Calculating Percentile (and Median) in PostgreSQL

Modern versions of PostgreSQL (≥ 9.4) make it easy to calculate the percentile for a list of values at any percentage using the percentile_cont and percentile_disc ordered-set aggregation functions.

The two functions work very similarly, but differ in how they merge the final result:

  • percentile_disc will return a value from the input set closest to the percentile you request
  • percentile_cont will return an interpolated value between multiple values based on the distribution. You can think of this as being more accurate, but can return a fractional value between the two values from the input

In these examples we'll imagine we have a table called things with a column called value.

Calculating The Median

The median is generally the 50th percentile. You can calculate it with the following query:

select percentile_disc(0.5) within group (order by value)
from things

The within group syntax is called an ordered-set aggregate

For a percentile that lies between values from the input, use percentile_cont to get the interpolated result:

select percentile_const(0.5) within group (order by value)
from things

Calculating A Perentile

Any percentile can be calculated by providing a fractional amount from 0 to 1. The percentile function can be used multiple times within the query:

  percentile_disc(0.25) within group (order by value),
  percentile_disc(0.5) within group (order by value),
  percentile_disc(0.75) within group (order by value)
from things

within group can be used with other claues like group by. Here’s an example where different percentiles are calculated for numbers less than 100, and everything else.
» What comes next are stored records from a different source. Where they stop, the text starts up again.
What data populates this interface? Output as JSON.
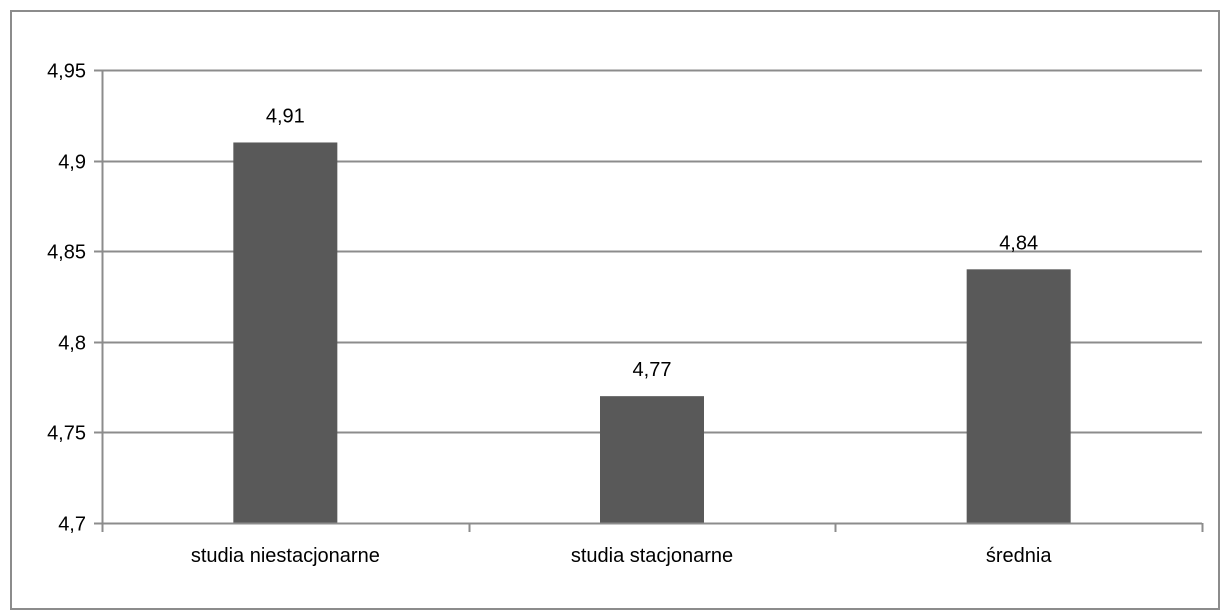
{
  "chart_data": {
    "type": "bar",
    "categories": [
      "studia niestacjonarne",
      "studia stacjonarne",
      "średnia"
    ],
    "values": [
      4.91,
      4.77,
      4.84
    ],
    "value_labels": [
      "4,91",
      "4,77",
      "4,84"
    ],
    "ylim": [
      4.7,
      4.95
    ],
    "yticks": [
      4.7,
      4.75,
      4.8,
      4.85,
      4.9,
      4.95
    ],
    "ytick_labels": [
      "4,7",
      "4,75",
      "4,8",
      "4,85",
      "4,9",
      "4,95"
    ],
    "grid": true,
    "legend": "none",
    "colors": {
      "bar": "#595959",
      "grid": "#8c8c8c",
      "axis": "#8c8c8c"
    }
  }
}
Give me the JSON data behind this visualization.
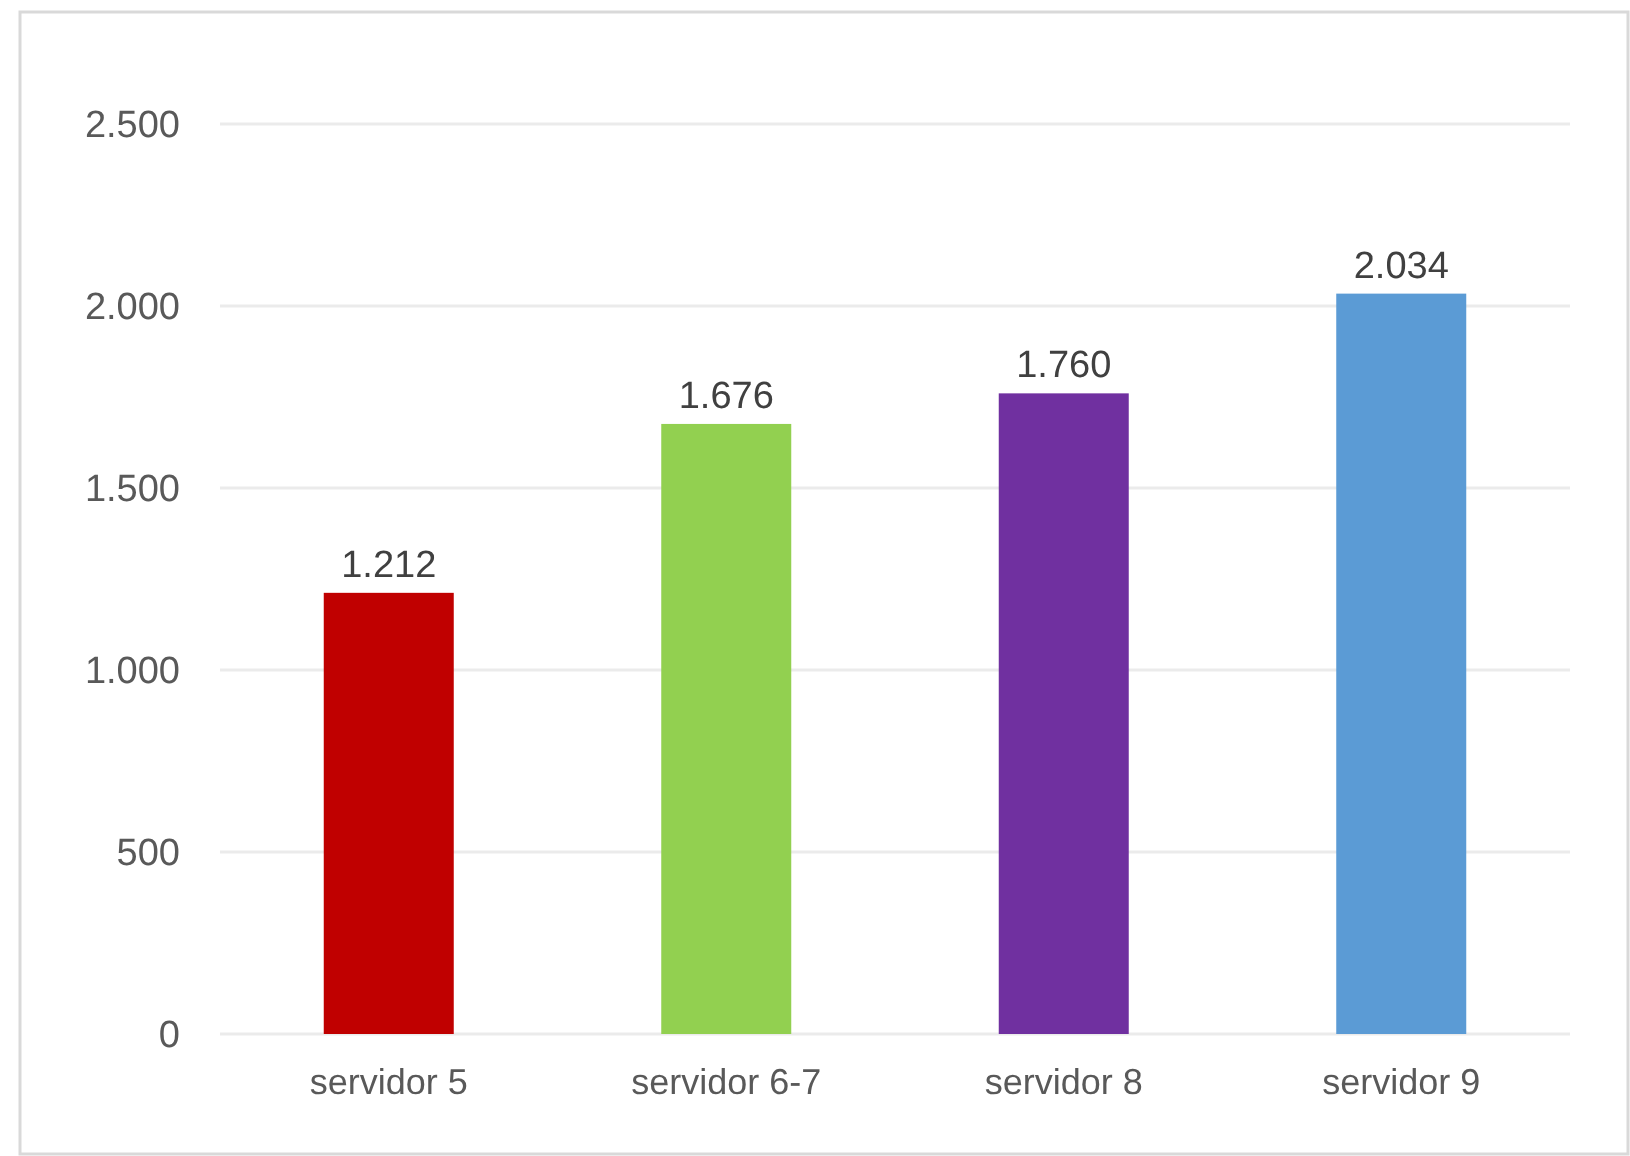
{
  "chart_data": {
    "type": "bar",
    "categories": [
      "servidor 5",
      "servidor 6-7",
      "servidor 8",
      "servidor 9"
    ],
    "values": [
      1212,
      1676,
      1760,
      2034
    ],
    "colors": [
      "#c00000",
      "#92d050",
      "#7030a0",
      "#5b9bd5"
    ],
    "ylim": [
      0,
      2500
    ],
    "yticks": [
      0,
      500,
      {
        "value": 1000,
        "label": "1.000"
      },
      {
        "value": 1500,
        "label": "1.500"
      },
      {
        "value": 2000,
        "label": "2.000"
      },
      {
        "value": 2500,
        "label": "2.500"
      }
    ],
    "grid": "y",
    "value_labels": [
      "1.212",
      "1.676",
      "1.760",
      "2.034"
    ]
  }
}
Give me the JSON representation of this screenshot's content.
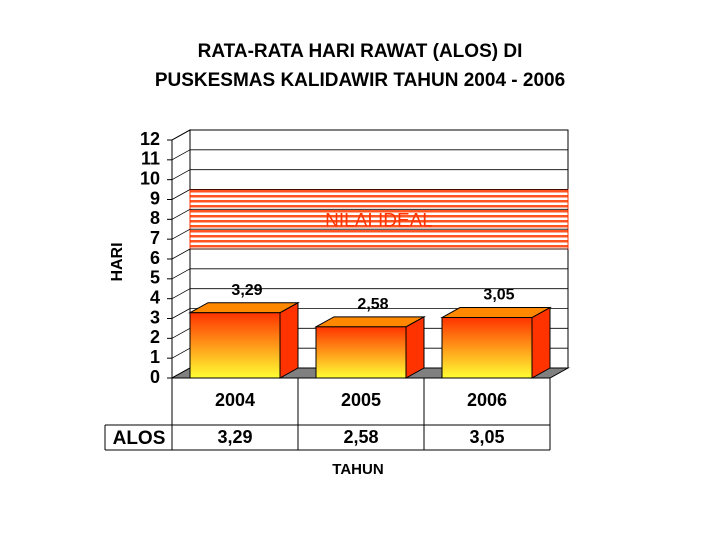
{
  "chart_data": {
    "type": "bar",
    "title": [
      "RATA-RATA HARI RAWAT (ALOS) DI",
      "PUSKESMAS KALIDAWIR TAHUN 2004 - 2006"
    ],
    "y_label": "HARI",
    "x_label": "TAHUN",
    "categories": [
      "2004",
      "2005",
      "2006"
    ],
    "series": [
      {
        "name": "ALOS",
        "color": "#ff3300",
        "values": [
          3.29,
          2.58,
          3.05
        ],
        "value_labels": [
          "3,29",
          "2,58",
          "3,05"
        ]
      }
    ],
    "ylim": [
      0,
      12
    ],
    "yticks": [
      0,
      1,
      2,
      3,
      4,
      5,
      6,
      7,
      8,
      9,
      10,
      11,
      12
    ],
    "grid": true,
    "annotation": {
      "text": "NILAI IDEAL",
      "range": [
        6,
        9
      ],
      "color": "#ff3300"
    }
  }
}
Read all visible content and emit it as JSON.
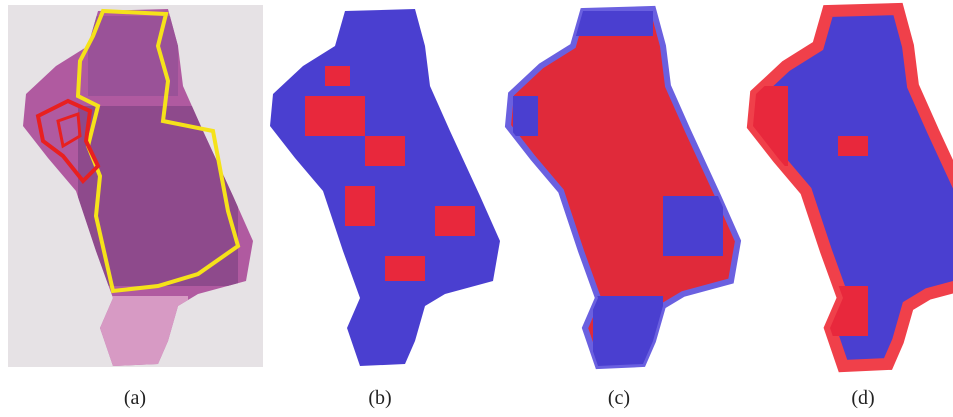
{
  "panels": [
    {
      "caption": "(a)"
    },
    {
      "caption": "(b)"
    },
    {
      "caption": "(c)"
    },
    {
      "caption": "(d)"
    }
  ]
}
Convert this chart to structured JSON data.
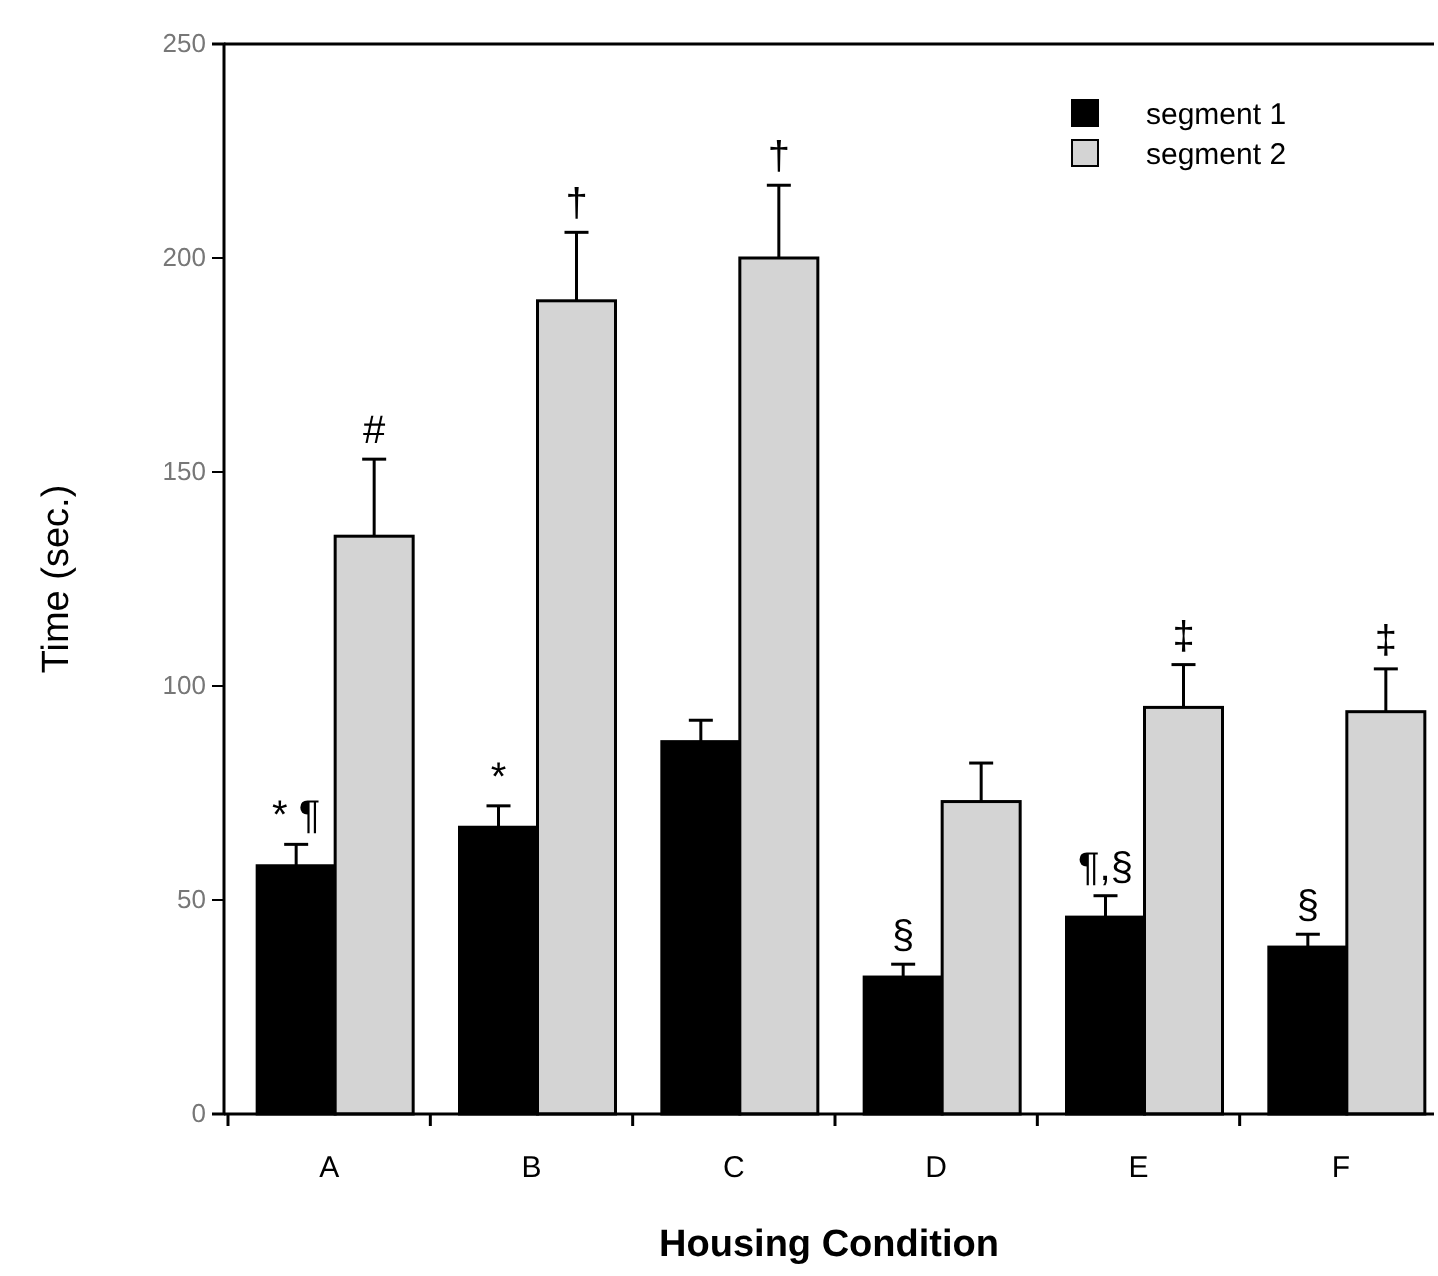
{
  "chart_data": {
    "type": "bar",
    "xlabel": "Housing Condition",
    "ylabel": "Time (sec.)",
    "categories": [
      "A",
      "B",
      "C",
      "D",
      "E",
      "F"
    ],
    "series": [
      {
        "name": "segment 1",
        "color": "#000000",
        "values": [
          58,
          67,
          87,
          32,
          46,
          39
        ],
        "errors": [
          5,
          5,
          5,
          3,
          5,
          3
        ]
      },
      {
        "name": "segment 2",
        "color": "#d4d4d4",
        "values": [
          135,
          190,
          200,
          73,
          95,
          94
        ],
        "errors": [
          18,
          16,
          17,
          9,
          10,
          10
        ]
      }
    ],
    "ylim": [
      0,
      250
    ],
    "yticks": [
      0,
      50,
      100,
      150,
      200,
      250
    ],
    "grid": false,
    "legend": "top right",
    "annotations": [
      {
        "text": "* ¶",
        "x": "A",
        "y": 58
      },
      {
        "text": "#",
        "x": "A",
        "y": 135
      },
      {
        "text": "*",
        "x": "B",
        "y": 67
      },
      {
        "text": "†",
        "x": "B",
        "y": 190
      },
      {
        "text": "†",
        "x": "C",
        "y": 200
      },
      {
        "text": "§",
        "x": "D",
        "y": 32
      },
      {
        "text": "¶,§",
        "x": "E",
        "y": 46
      },
      {
        "text": "‡",
        "x": "E",
        "y": 95
      },
      {
        "text": "§",
        "x": "F",
        "y": 39
      },
      {
        "text": "‡",
        "x": "F",
        "y": 94
      }
    ]
  }
}
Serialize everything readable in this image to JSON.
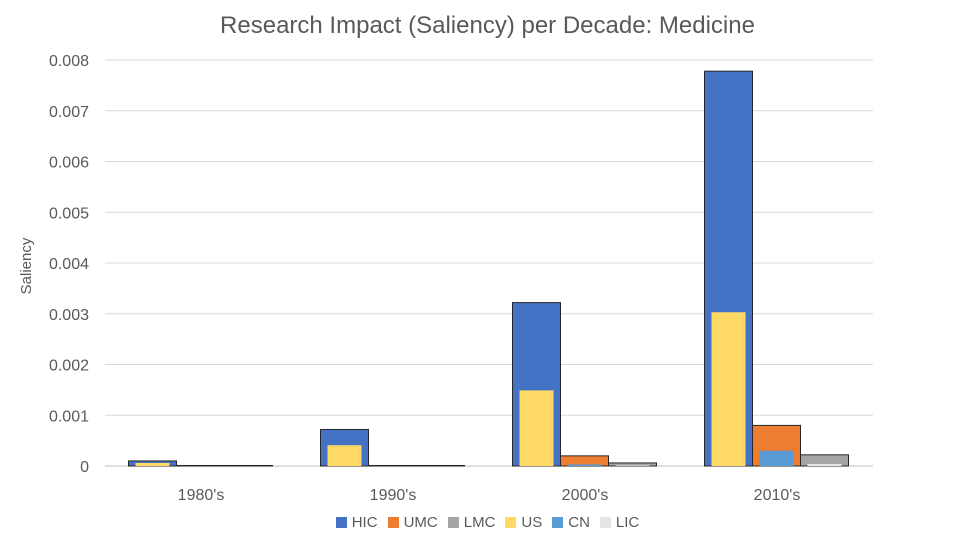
{
  "colors": {
    "HIC": "#4472C4",
    "UMC": "#ED7D31",
    "LMC": "#A5A5A5",
    "US": "#FFD966",
    "CN": "#5B9BD5",
    "LIC": "#E7E6E6"
  },
  "chart_data": {
    "type": "bar",
    "title": "Research Impact (Saliency) per Decade: Medicine",
    "xlabel": "",
    "ylabel": "Saliency",
    "ylim": [
      0,
      0.008
    ],
    "yticks": [
      "0",
      "0.001",
      "0.002",
      "0.003",
      "0.004",
      "0.005",
      "0.006",
      "0.007",
      "0.008"
    ],
    "grid": true,
    "legend_position": "bottom",
    "categories": [
      "1980's",
      "1990's",
      "2000's",
      "2010's"
    ],
    "series": [
      {
        "name": "HIC",
        "values": [
          0.0001,
          0.00072,
          0.00322,
          0.00778
        ]
      },
      {
        "name": "UMC",
        "values": [
          1e-05,
          1e-05,
          0.0002,
          0.0008
        ]
      },
      {
        "name": "LMC",
        "values": [
          1e-05,
          1e-05,
          6e-05,
          0.00022
        ]
      },
      {
        "name": "US",
        "values": [
          6e-05,
          0.00041,
          0.00149,
          0.00303
        ]
      },
      {
        "name": "CN",
        "values": [
          0.0,
          0.0,
          3e-05,
          0.0003
        ]
      },
      {
        "name": "LIC",
        "values": [
          0.0,
          0.0,
          1e-05,
          4e-05
        ]
      }
    ]
  }
}
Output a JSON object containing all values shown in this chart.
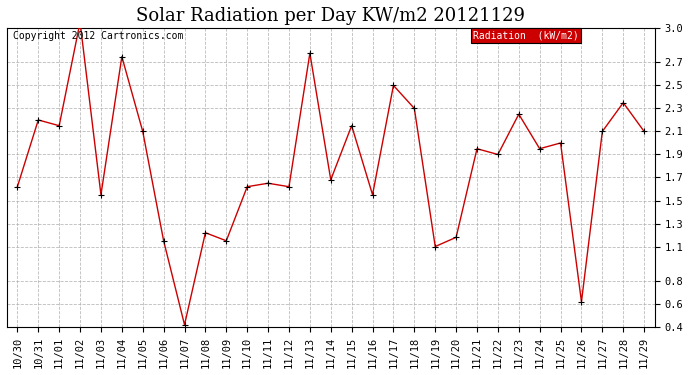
{
  "title": "Solar Radiation per Day KW/m2 20121129",
  "copyright": "Copyright 2012 Cartronics.com",
  "legend_label": "Radiation  (kW/m2)",
  "ylim": [
    0.4,
    3.0
  ],
  "yticks": [
    0.4,
    0.6,
    0.8,
    1.1,
    1.3,
    1.5,
    1.7,
    1.9,
    2.1,
    2.3,
    2.5,
    2.7,
    3.0
  ],
  "dates": [
    "10/30",
    "10/31",
    "11/01",
    "11/02",
    "11/03",
    "11/04",
    "11/05",
    "11/06",
    "11/07",
    "11/08",
    "11/09",
    "11/10",
    "11/11",
    "11/12",
    "11/13",
    "11/14",
    "11/15",
    "11/16",
    "11/17",
    "11/18",
    "11/19",
    "11/20",
    "11/21",
    "11/22",
    "11/23",
    "11/24",
    "11/25",
    "11/26",
    "11/27",
    "11/28",
    "11/29"
  ],
  "values": [
    1.62,
    2.2,
    2.15,
    3.05,
    1.55,
    2.75,
    2.1,
    1.15,
    0.42,
    1.22,
    1.15,
    1.62,
    1.65,
    1.62,
    2.78,
    1.68,
    2.15,
    1.55,
    2.5,
    2.3,
    1.1,
    1.18,
    1.95,
    1.9,
    2.25,
    1.95,
    2.0,
    0.62,
    2.1,
    2.35,
    2.1
  ],
  "line_color": "#cc0000",
  "marker_color": "#000000",
  "bg_color": "#ffffff",
  "grid_color": "#aaaaaa",
  "legend_bg": "#cc0000",
  "legend_text_color": "#ffffff",
  "title_fontsize": 13,
  "tick_fontsize": 7.5,
  "copyright_fontsize": 7
}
  value < 100 as less_than_100,
  percentile_disc(0.75) within group (order by value)
from things
group by 1

group by 1 groups by the first expression in the select statement

Calculating All Percentiles

You can easily calculate all percentiles using generate_series. In this example, every percentile from 1 to 100 is returned as individual rows:

select k, percentile_disc(k) within group (order by value)
from things, generate_series(0.01, 1, 0.01) as k
group by k

generate_series generates table values between a starting an ending value, with an optional step. In this example, it returns 0.01, 0.02, etc..